It’s now become apparent to most market observers that the energy supply in Germany and Europe is going to fundamentally change. Instead of fossil fuels it’ll be up to renewable energy sources to keep the economy and society moving.
Given what we know today, hydrogen will be paramount to this transformation process since there’s no way of linking up the various parts of the energy ecosystem without recourse to hydrogen gas.
The underlying conditions that make this possible have already been put in place: Both the German government and the European Parliament have made clear their support for a hydrogen economy. For months now, other national hydrogen strategies have been popping up around the world – surely evidence that the hydrogen industry will be on a global scale. The announcement of the Inflation Reduction Act by the Biden administration in the US made it abundantly clear, if it wasn’t already, that hydrogen is the fuel of the future.

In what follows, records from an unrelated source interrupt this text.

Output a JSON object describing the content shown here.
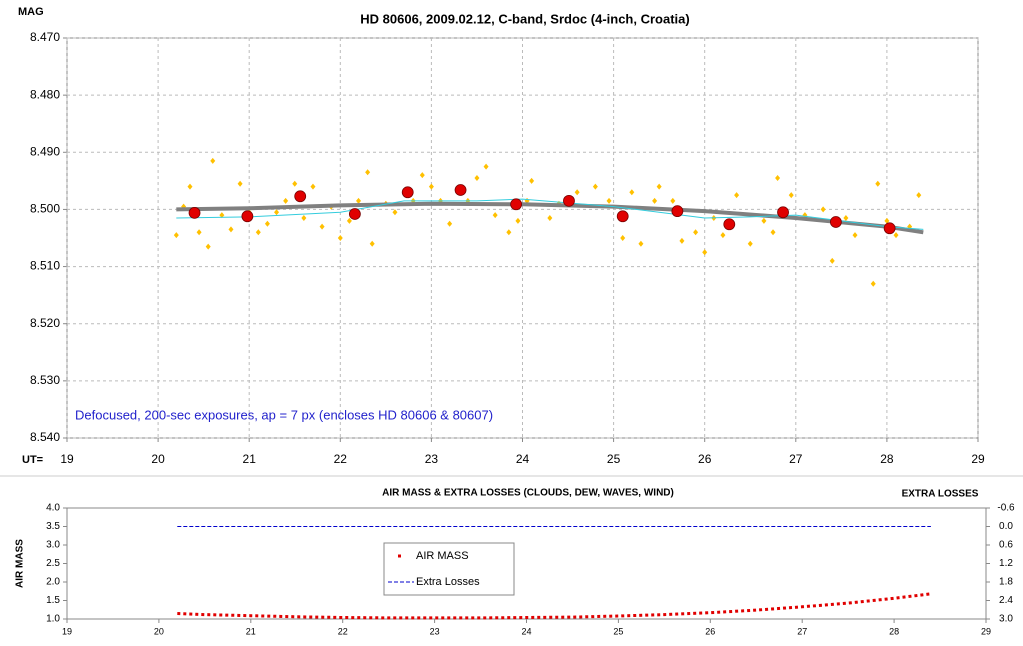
{
  "chart_data": [
    {
      "type": "scatter",
      "title": "HD 80606, 2009.02.12, C-band, Srdoc (4-inch, Croatia)",
      "y_label": "MAG",
      "x_label": "UT=",
      "annotation": "Defocused, 200-sec exposures, ap = 7 px (encloses HD 80606 & 80607)",
      "xlim": [
        19,
        29
      ],
      "xticks": [
        19,
        20,
        21,
        22,
        23,
        24,
        25,
        26,
        27,
        28,
        29
      ],
      "ylim": [
        8.54,
        8.47
      ],
      "yticks": [
        {
          "value": 8.47,
          "label": "8.470"
        },
        {
          "value": 8.48,
          "label": "8.480"
        },
        {
          "value": 8.49,
          "label": "8.490"
        },
        {
          "value": 8.5,
          "label": "8.500"
        },
        {
          "value": 8.51,
          "label": "8.510"
        },
        {
          "value": 8.52,
          "label": "8.520"
        },
        {
          "value": 8.53,
          "label": "8.530"
        },
        {
          "value": 8.54,
          "label": "8.540"
        }
      ],
      "grid": true,
      "series": [
        {
          "mark": "diamond",
          "color": "#ffc000",
          "x": [
            20.2,
            20.28,
            20.35,
            20.45,
            20.55,
            20.6,
            20.7,
            20.8,
            20.9,
            21.0,
            21.1,
            21.2,
            21.3,
            21.4,
            21.5,
            21.6,
            21.7,
            21.8,
            21.9,
            22.0,
            22.1,
            22.2,
            22.3,
            22.35,
            22.5,
            22.6,
            22.8,
            22.9,
            23.0,
            23.1,
            23.2,
            23.4,
            23.5,
            23.6,
            23.7,
            23.85,
            23.95,
            24.05,
            24.1,
            24.3,
            24.4,
            24.6,
            24.8,
            24.95,
            25.1,
            25.2,
            25.3,
            25.45,
            25.5,
            25.65,
            25.75,
            25.9,
            26.0,
            26.1,
            26.2,
            26.35,
            26.5,
            26.65,
            26.75,
            26.8,
            26.95,
            27.1,
            27.3,
            27.4,
            27.55,
            27.65,
            27.85,
            27.9,
            28.0,
            28.1,
            28.25,
            28.35
          ],
          "values": [
            8.5045,
            8.4995,
            8.496,
            8.504,
            8.5065,
            8.4915,
            8.501,
            8.5035,
            8.4955,
            8.5005,
            8.504,
            8.5025,
            8.5005,
            8.4985,
            8.4955,
            8.5015,
            8.496,
            8.503,
            8.4995,
            8.505,
            8.502,
            8.4985,
            8.4935,
            8.506,
            8.499,
            8.5005,
            8.4985,
            8.494,
            8.496,
            8.4985,
            8.5025,
            8.4985,
            8.4945,
            8.4925,
            8.501,
            8.504,
            8.502,
            8.4985,
            8.495,
            8.5015,
            8.499,
            8.497,
            8.496,
            8.4985,
            8.505,
            8.497,
            8.506,
            8.4985,
            8.496,
            8.4985,
            8.5055,
            8.504,
            8.5075,
            8.5015,
            8.5045,
            8.4975,
            8.506,
            8.502,
            8.504,
            8.4945,
            8.4975,
            8.501,
            8.5,
            8.509,
            8.5015,
            8.5045,
            8.513,
            8.4955,
            8.502,
            8.5045,
            8.503,
            8.4975
          ]
        },
        {
          "mark": "line",
          "color": "#808080",
          "width": 4,
          "x": [
            20.2,
            21,
            22,
            23,
            24,
            25,
            26,
            27,
            28,
            28.4
          ],
          "values": [
            8.5,
            8.4998,
            8.4993,
            8.499,
            8.4991,
            8.4995,
            8.5003,
            8.5015,
            8.503,
            8.504
          ]
        },
        {
          "mark": "line",
          "color": "#33ccdd",
          "width": 1,
          "x": [
            20.2,
            21,
            22,
            22.7,
            23.5,
            24,
            25,
            25.5,
            26,
            26.5,
            27,
            27.5,
            28,
            28.4
          ],
          "values": [
            8.5015,
            8.5013,
            8.5005,
            8.4985,
            8.4985,
            8.4982,
            8.4995,
            8.5005,
            8.5015,
            8.5013,
            8.501,
            8.502,
            8.503,
            8.5035
          ]
        },
        {
          "mark": "circle",
          "color": "#e00000",
          "x": [
            20.4,
            20.98,
            21.56,
            22.16,
            22.74,
            23.32,
            23.93,
            24.51,
            25.1,
            25.7,
            26.27,
            26.86,
            27.44,
            28.03
          ],
          "values": [
            8.5006,
            8.5012,
            8.4977,
            8.5008,
            8.497,
            8.4966,
            8.4991,
            8.4985,
            8.5012,
            8.5003,
            8.5026,
            8.5005,
            8.5022,
            8.5033
          ]
        }
      ]
    },
    {
      "type": "line",
      "title": "AIR MASS & EXTRA LOSSES (CLOUDS, DEW, WAVES, WIND)",
      "y_label": "AIR MASS",
      "y2_label": "EXTRA LOSSES",
      "xlim": [
        19,
        29
      ],
      "xticks": [
        19,
        20,
        21,
        22,
        23,
        24,
        25,
        26,
        27,
        28,
        29
      ],
      "ylim": [
        1,
        4
      ],
      "yticks": [
        {
          "value": 1,
          "label": "1.0"
        },
        1.5,
        {
          "value": 2,
          "label": "2.0"
        },
        2.5,
        {
          "value": 3,
          "label": "3.0"
        },
        3.5,
        {
          "value": 4,
          "label": "4.0"
        }
      ],
      "y2lim": [
        3,
        -0.6
      ],
      "y2ticks": [
        -0.6,
        {
          "value": 0,
          "label": "0.0"
        },
        0.6,
        1.2,
        1.8,
        2.4,
        {
          "value": 3,
          "label": "3.0"
        }
      ],
      "grid": false,
      "series": [
        {
          "name": "AIR MASS",
          "color": "#e00000",
          "mark": "dotted",
          "x": [
            20.2,
            20.5,
            21,
            21.5,
            22,
            22.5,
            23,
            23.5,
            24,
            24.5,
            25,
            25.5,
            26,
            26.5,
            27,
            27.5,
            28,
            28.4
          ],
          "values": [
            1.15,
            1.12,
            1.09,
            1.06,
            1.04,
            1.03,
            1.03,
            1.03,
            1.04,
            1.05,
            1.08,
            1.12,
            1.17,
            1.24,
            1.33,
            1.43,
            1.56,
            1.68
          ]
        },
        {
          "name": "Extra Losses",
          "color": "#0000cc",
          "mark": "dashed",
          "axis": "y2",
          "x": [
            20.2,
            21,
            22,
            23,
            24,
            25,
            26,
            27,
            28,
            28.4
          ],
          "values": [
            0,
            0,
            0,
            0,
            0,
            0,
            0,
            0,
            0,
            0
          ]
        }
      ]
    }
  ]
}
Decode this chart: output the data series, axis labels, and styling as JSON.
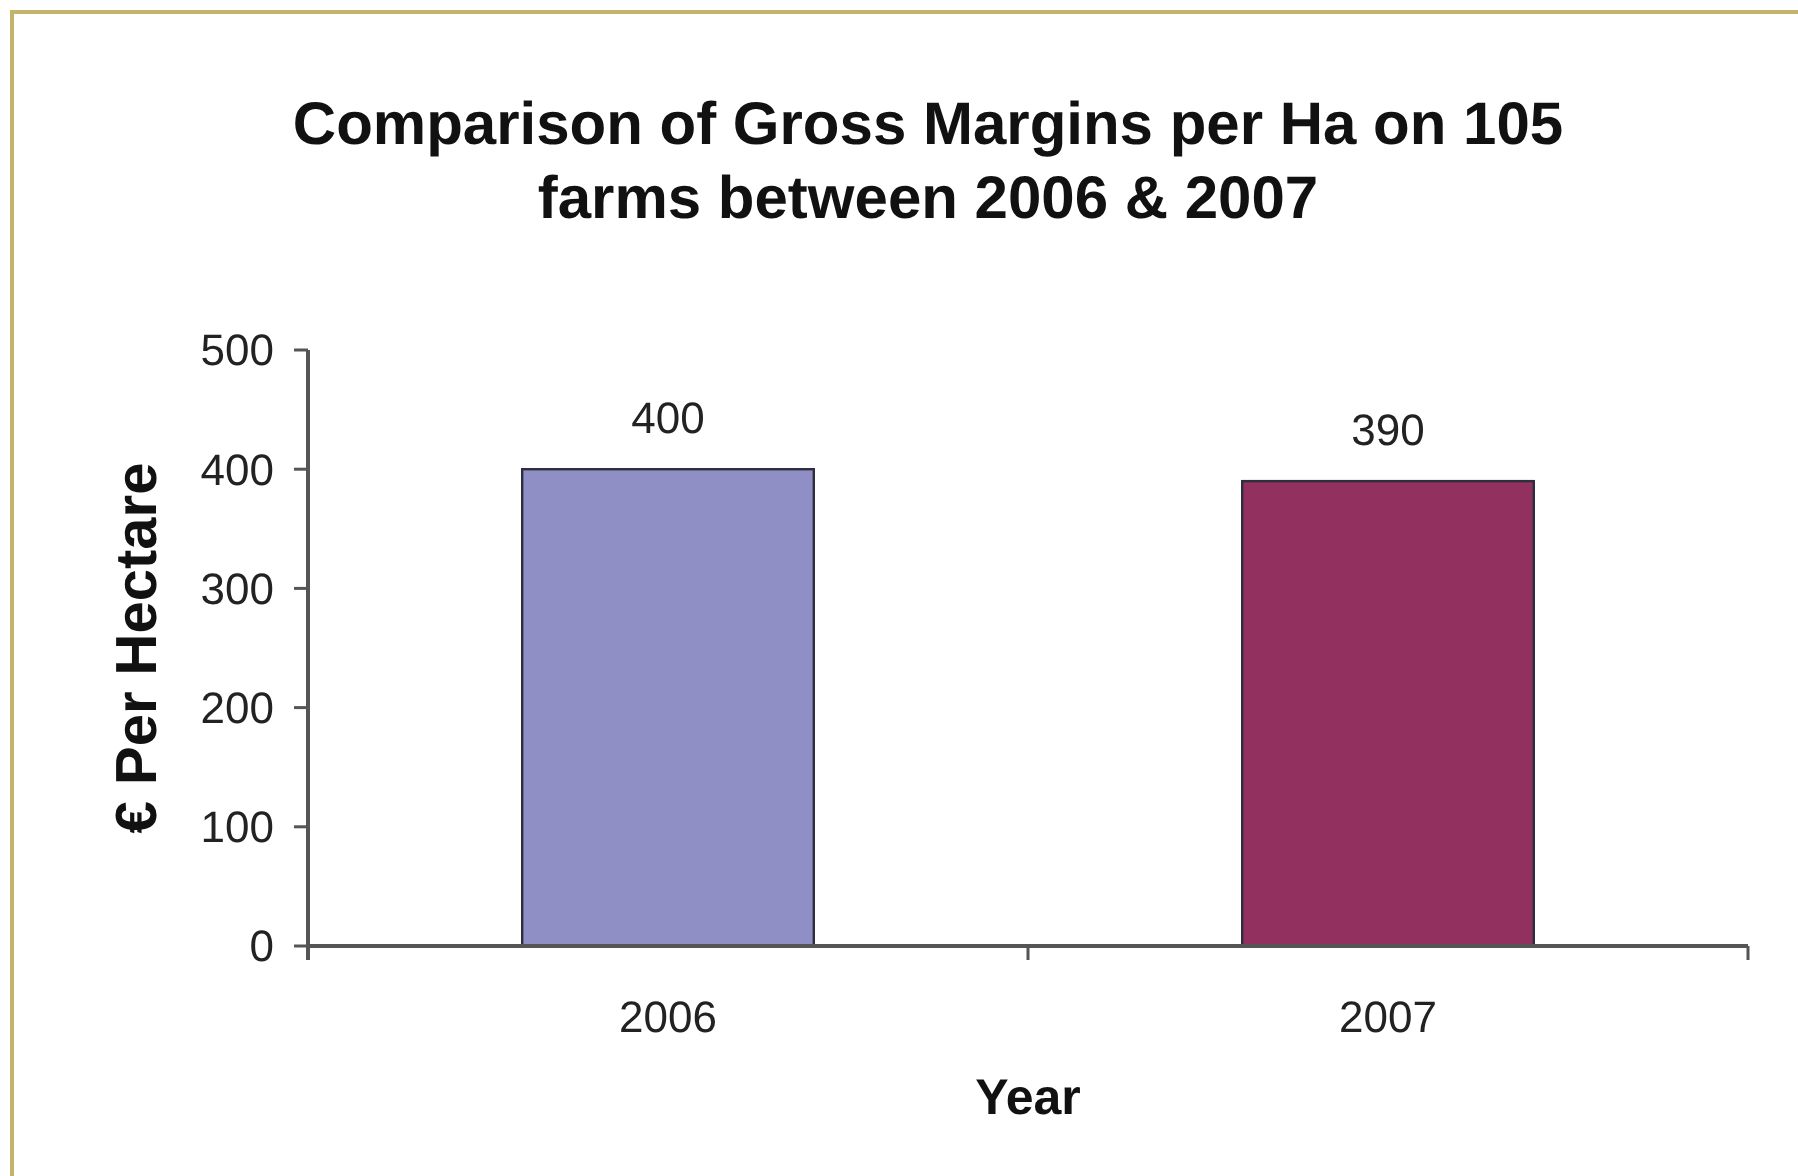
{
  "chart_data": {
    "type": "bar",
    "title": "Comparison of Gross Margins per Ha on 105 farms between 2006 & 2007",
    "xlabel": "Year",
    "ylabel": "€ Per Hectare",
    "categories": [
      "2006",
      "2007"
    ],
    "values": [
      400,
      390
    ],
    "colors": [
      "#8f8fc6",
      "#92305f"
    ],
    "ylim": [
      0,
      500
    ],
    "yticks": [
      0,
      100,
      200,
      300,
      400,
      500
    ],
    "data_labels": true
  }
}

Despite current developments speaking for themselves, many industry players are still hesitant when it comes to making concrete investment commitments. And at the numerous trade fairs and congresses in the fall, the overwhelming majority of attendees were heard grumbling about the government, complaining that it hadn’t created suitable safety nets.
High-ranking company execs are calling for more regulation on this and that. Sometimes the criticism is directed at the approvals procedures, other times it’s EU legislation or local stipulations. The reasons given as to why a decision can’t be made right now are many and varied, but most of them are used as excuses for doing nothing.
Yet all those who are just talking while sitting on their hands, need to ask themselves what they are really waiting for. For state guarantees that ensure the maximizing of profits whatever happens? For binding assurances that safeguard the company’s survival for the next 20 years?
At the H2Expo in Hamburg, for example, one manufacturer of stationary hydrogen engines said: “We can bring out 1 gigawatt, but there isn’t the demand.” Elsewhere a representative from the gas industry boasted: “Hydrogen could flow through our pipes if it were there.”
Needless to say, we still don’t have sufficiently affordable green hydrogen yet, which explains why hydrogen engines, for want of a viable business model, are still not in demand and pipelines continue to carry only fossil gas.
And yes, the electricity market does need overhauling to create more planning certainty. And the shortage in chips and skilled personnel does need addressing. But this reputedly unclear legal situation and the lack of renewables capacity mustn’t be used as justification for failing to act right now.
If some people really want to wait for others to solve the challenges we are facing, then they are welcome to do so. Whoever holds off until all issues have been settled between natural gas and hydrogen network operators and the chips are pouring in again, will have months, if not years, to twiddle their thumbs. However, the cake may well have been polished off by then.
Of course, much work still has to be done at a policy and regulatory level – and quickly. The impact that policy can have is now plain to see. Emissions limits or other environmental rules have been introduced in every imaginable branch of industry, be it for the automotive sector, for cement producers or for wind farm operators – and successfully so. The latter are required to reduce their own energy consumption annually by 5 percent (see p. 44).
There are times when the government is able to act relatively quickly if it wants or needs to – something we can see at the moment with LNG terminals on the German coast. But what’s the point of having ostensibly hydrogen-ready terminals if they don’t get any green hydrogen because those with the cash and the know-how don’t get their act together, don’t get involved in renewables expansion or building up production capacities for electrolyzers, fuel cells or hydrogen engines?
You’ll often hear people citing a “new German swiftness,” but this is usually when asking others to move at a faster pace rather than to gauge their own actions. It’s fascinating to listen to large companies and corporate groups in particular gladly pointing the finger of blame at politicians and demanding they set up “appropriate framework conditions” without themselves putting in the prep work.
So here’s a heads-up: Anyone who genuinely believes that, in times like these, they can palm off all risk to the German government or the taxpayer, is in very real danger of becoming a bystander. Those who avoid taking responsibility today for their own company and/or employees, could soon bitterly regret their lack of action.
And that would be a crying shame because – after 50 years of delays and disputes – we can’t afford to waste any more time in bringing about social and environmental change and meeting our climate goals so that ultimately the planet can remain a habitable place.
4 thoughts on “Germany-speed for hydrogen – not only for LNG terminals”
There is one aspect that you have not touched at all, and that is the storage of H2. It seems to me that everybody believes that the storage in liquid gas form is the appropriate one. But I say that everyone who has given the subject more than a passing thought knows that the liquid form is definitely not the form that makes the widespread use of H2 possible and desirable.
That is certainly an area that the government(s) can do something to speed up development and production. If left to private enterprise, it will not prosper, see for example the technology around NaBh4 (Natriumborohydrid?). I followed the development by a company in far east (Singapore?). They now produce childrens‘ toys that are energized by NaBH4 capsules. That certainly is not a solution! Why not pick up dvelopments like these and explore them further, with state help?